Tyagi // Engineering Log
← Back to Projects
Full-stack Systems shipped

NMOLD Inventory Management Redevelopment

Contributed to redeveloping NMOLD's inventory management system on Flutter, Express, and MongoDB, replacing a legacy Python/Laravel stack, and added image recognition to reduce manual data entry.

Date 2025-05
Reading Time 2 min read
Difficulty
Stack
Flutter,Express,MongoDB +2
Reported

Python/Laravel → Flutter/Express/MongoDB

Stack replaced

Problem & Context

NMOLD’s inventory system began on a Python/Laravel stack.

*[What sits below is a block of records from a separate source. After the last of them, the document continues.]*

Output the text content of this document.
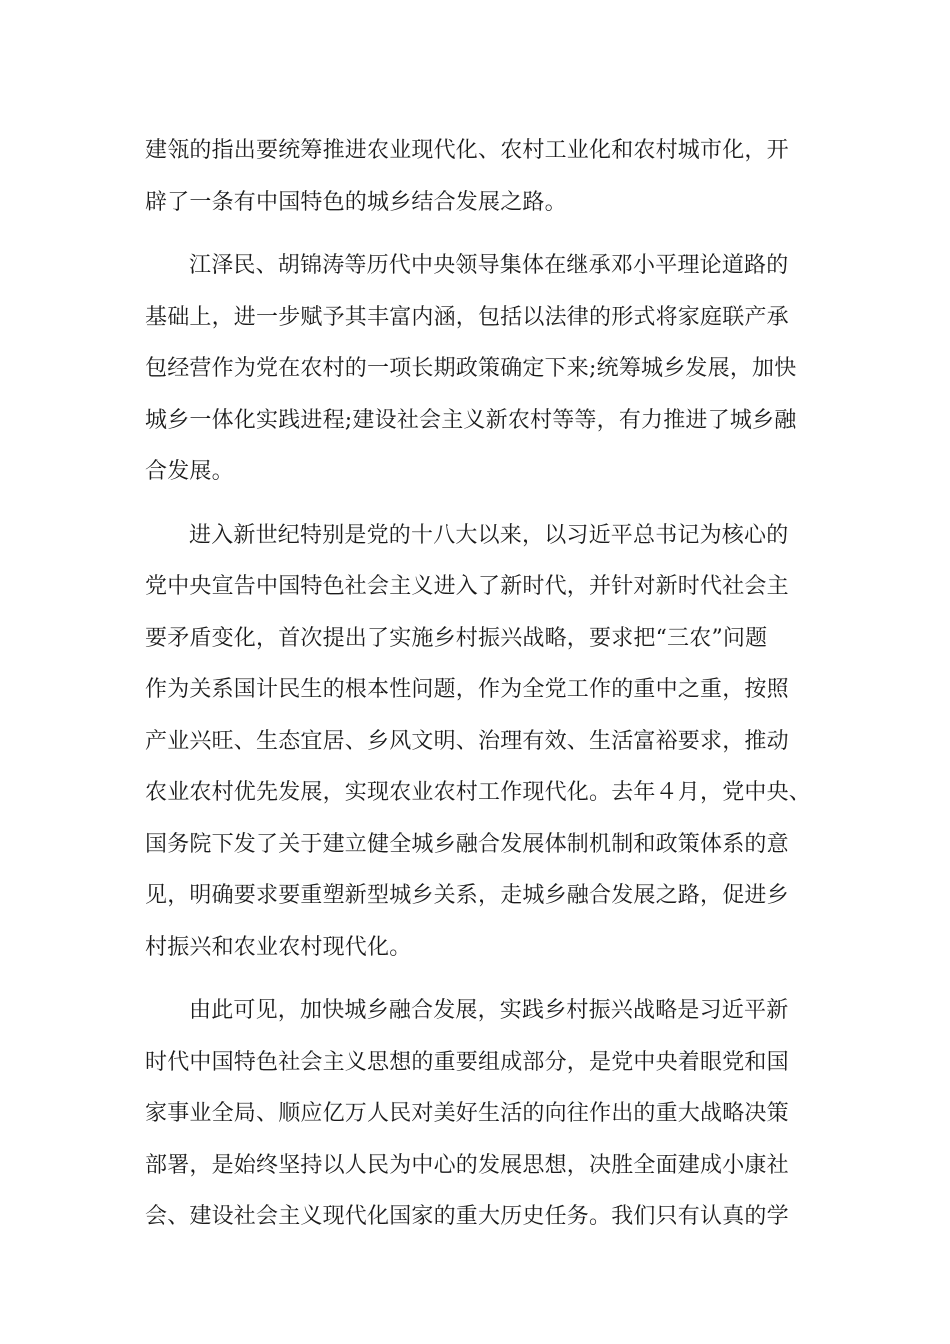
建瓴的指出要统筹推进农业现代化、农村工业化和农村城市化，开
辟了一条有中国特色的城乡结合发展之路。
江泽民、胡锦涛等历代中央领导集体在继承邓小平理论道路的
基础上，进一步赋予其丰富内涵，包括以法律的形式将家庭联产承
包经营作为党在农村的一项长期政策确定下来;统筹城乡发展，加快
城乡一体化实践进程;建设社会主义新农村等等，有力推进了城乡融
合发展。
进入新世纪特别是党的十八大以来，以习近平总书记为核心的
党中央宣告中国特色社会主义进入了新时代，并针对新时代社会主
要矛盾变化，首次提出了实施乡村振兴战略，要求把“三农”问题
作为关系国计民生的根本性问题，作为全党工作的重中之重，按照
产业兴旺、生态宜居、乡风文明、治理有效、生活富裕要求，推动
农业农村优先发展，实现农业农村工作现代化。去年４月，党中央、
国务院下发了关于建立健全城乡融合发展体制机制和政策体系的意
见，明确要求要重塑新型城乡关系，走城乡融合发展之路，促进乡
村振兴和农业农村现代化。
由此可见，加快城乡融合发展，实践乡村振兴战略是习近平新
时代中国特色社会主义思想的重要组成部分，是党中央着眼党和国
家事业全局、顺应亿万人民对美好生活的向往作出的重大战略决策
部署，是始终坚持以人民为中心的发展思想，决胜全面建成小康社
会、建设社会主义现代化国家的重大历史任务。我们只有认真的学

As requirements grew — image-based product categorization, remote poultry-farm monitoring, industrial PLC data streaming — the team moved to a more mobile-first, cross-platform stack.

Solution & Architecture

Diagram source (mermaid)
flowchart LR
  Mobile[Flutter app] --> API[Express backend]
  API --> DB[(MongoDB)]
  API --> Vision[Image recognition module]
  PLC[Siemens / Delta PLC] --> NodeRED[Node-RED]
  NodeRED --> OPCUA[OPC UA client]
  OPCUA --> API
  • Flutter frontend replaced the earlier Python/Laravel UI, giving a single cross-platform codebase for mobile and web inventory operations.
  • Express + MongoDB backend replaced the relational Python/Laravel backend, chosen for flexible schema needs as inventory categories and product attributes evolved.
  • Image recognition module to identify product categories automatically, aimed at reducing manual data-entry overhead during stock intake.
  • OPC UA client + Node-RED integration streamed real-time PLC data (Siemens and Delta PLCs) for industrial monitoring use cases adjacent to the inventory system.

Key Decisions & Tradeoffs

[!NOTE] The system went through three tech-stack iterations (Python+Laravel → mixed → Flutter+Express+MongoDB) before settling — each transition driven by specific feature needs (image recognition, frequent-itemset analysis, remote monitoring) rather than a single rewrite decision.

  • Frequent itemset analysis was explored on the earlier stack to recommend popular product groupings — a feature carried into later iterations rather than discarded during the rewrite.

Lessons Learned

[!WARNING] Multiple stack transitions in a short window increase the risk of feature parity gaps. Image recognition and remote-monitoring features were treated as first-class requirements during the rewrite specifically to avoid losing capabilities that had already shipped on the earlier stack.

Choosing MongoDB’s flexible schema over staying relational was specifically a bet on the rate of change in product attributes and categories — a relational schema would have meant a migration for every new attribute type the inventory model needed to track, while a document model let the shape evolve per-category without a blocking schema change. That tradeoff favors iteration speed over the stronger consistency guarantees a relational schema would have given the inventory counts themselves, which is a real cost worth naming rather than treating MongoDB as a strictly superior choice.